- Kategori
- Blog
İçimizden biri
Mustafa Ağabey
Sabah kalktım. Bugün bayramın 4’üncü günü. Telefonum kapalı. Beni arayanlar olmuş.
Haberim yoktu.
Bilgisayarımı açtım. Bilgisayarımı açtığım zaman ilk işim Milliyet Bloğa girmek olur. Şifremi girip sayfama ulaştığımda mesajlar bölümünde mesajların geldiğini gördüm ve açtığımda acı haberle karşılaştım.
Her ölüm haberi karşısında duyduğum duygunun aynısını duydum. Sanki içimden bir parça alıp götürüyordu.

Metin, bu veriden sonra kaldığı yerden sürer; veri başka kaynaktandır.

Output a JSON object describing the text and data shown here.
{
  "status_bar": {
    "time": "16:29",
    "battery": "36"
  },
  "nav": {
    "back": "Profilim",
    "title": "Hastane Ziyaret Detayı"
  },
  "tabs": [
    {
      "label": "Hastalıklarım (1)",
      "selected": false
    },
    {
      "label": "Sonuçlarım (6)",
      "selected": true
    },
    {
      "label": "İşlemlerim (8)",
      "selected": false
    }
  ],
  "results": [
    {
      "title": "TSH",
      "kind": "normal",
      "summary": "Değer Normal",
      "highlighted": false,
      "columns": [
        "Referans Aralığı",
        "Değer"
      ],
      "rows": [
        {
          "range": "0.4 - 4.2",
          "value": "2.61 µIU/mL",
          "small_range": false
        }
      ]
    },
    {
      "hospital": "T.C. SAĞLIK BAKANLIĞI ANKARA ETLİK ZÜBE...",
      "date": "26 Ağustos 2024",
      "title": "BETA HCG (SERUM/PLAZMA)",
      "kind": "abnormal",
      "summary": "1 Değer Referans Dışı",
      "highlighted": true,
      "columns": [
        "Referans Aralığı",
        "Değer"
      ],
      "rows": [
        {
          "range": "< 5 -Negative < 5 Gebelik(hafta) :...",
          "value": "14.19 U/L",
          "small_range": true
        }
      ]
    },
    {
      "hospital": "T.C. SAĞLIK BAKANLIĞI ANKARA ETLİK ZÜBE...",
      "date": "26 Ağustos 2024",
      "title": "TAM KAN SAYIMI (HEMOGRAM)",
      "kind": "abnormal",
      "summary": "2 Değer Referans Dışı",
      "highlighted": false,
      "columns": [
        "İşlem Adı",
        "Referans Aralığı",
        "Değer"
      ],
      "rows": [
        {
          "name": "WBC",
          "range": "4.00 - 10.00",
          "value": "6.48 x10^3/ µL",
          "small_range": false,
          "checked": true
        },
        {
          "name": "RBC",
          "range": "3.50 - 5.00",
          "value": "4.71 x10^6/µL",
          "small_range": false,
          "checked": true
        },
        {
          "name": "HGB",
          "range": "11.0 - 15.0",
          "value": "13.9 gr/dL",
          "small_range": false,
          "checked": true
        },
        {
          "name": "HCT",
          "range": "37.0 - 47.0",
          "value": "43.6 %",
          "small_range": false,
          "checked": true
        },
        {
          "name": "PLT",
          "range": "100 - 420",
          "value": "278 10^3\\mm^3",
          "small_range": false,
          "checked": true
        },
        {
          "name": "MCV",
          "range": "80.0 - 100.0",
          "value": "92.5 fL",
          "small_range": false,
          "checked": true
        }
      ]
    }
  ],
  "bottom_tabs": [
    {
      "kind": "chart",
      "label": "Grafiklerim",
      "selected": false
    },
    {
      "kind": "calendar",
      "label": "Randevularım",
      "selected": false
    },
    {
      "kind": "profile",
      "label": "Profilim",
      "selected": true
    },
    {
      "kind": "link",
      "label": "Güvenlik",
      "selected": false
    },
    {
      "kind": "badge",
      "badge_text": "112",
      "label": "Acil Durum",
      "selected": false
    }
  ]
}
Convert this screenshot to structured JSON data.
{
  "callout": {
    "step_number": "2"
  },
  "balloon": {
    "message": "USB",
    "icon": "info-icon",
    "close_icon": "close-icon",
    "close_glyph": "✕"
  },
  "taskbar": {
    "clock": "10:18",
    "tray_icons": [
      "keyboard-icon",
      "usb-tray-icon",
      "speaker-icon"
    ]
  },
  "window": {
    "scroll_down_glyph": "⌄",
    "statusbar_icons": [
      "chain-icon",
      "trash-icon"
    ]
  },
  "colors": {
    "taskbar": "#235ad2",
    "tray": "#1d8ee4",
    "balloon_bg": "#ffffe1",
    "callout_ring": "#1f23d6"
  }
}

Fazla bir şey söyleyemeyeceğim. Yazamayacağım. Sizlerden özür dilerim.
Çünkü Mustafa Mumcu’yu kaybettik.
Onun evine giden nadir insanlardan biriydim.
Beni kabul etmiş en iyi şekilde ağırlamıştı. Mutlaka bir şeyler yapmaya çalışırdı. Elinden geldiğince. Onun az mı yemeğini yedim.
Son zamanlarda ondan haber alamıyordum. Geçen Şeker Bayramında telefon etmiş telefonuma çıkmamıştı. Uzun zamandır da blog yazmıyordu.
İçimizden birkaç kişi onunla kavgalı idi.
Bazılarımızla fikirlerimiz uyuşmadı. Ben bile rahmetli ile ağza alınmayacak laflar etmiştik. Ama sonra kendisinden özür dileyim dedim ve diledim. Keşke herkes benden örnek alsaydı.
"Mustafa Ağabeyciğim, özür diliyorum beni affeder misin?"
http://blog.milliyet.com.tr/Blog.aspx?BlogNo=127124
Bu kısacık hayatta kalp kırmaya değer mi?
O şimdi gökyüzünden bizi seyrediyordur. Biz ise vicdanımızla baş başa kalmış Mustafa Mumcu ile aramızda ki muhasebesini yapıyoruz.
Mustafa ağabey gittiğin yerde rahat uyu.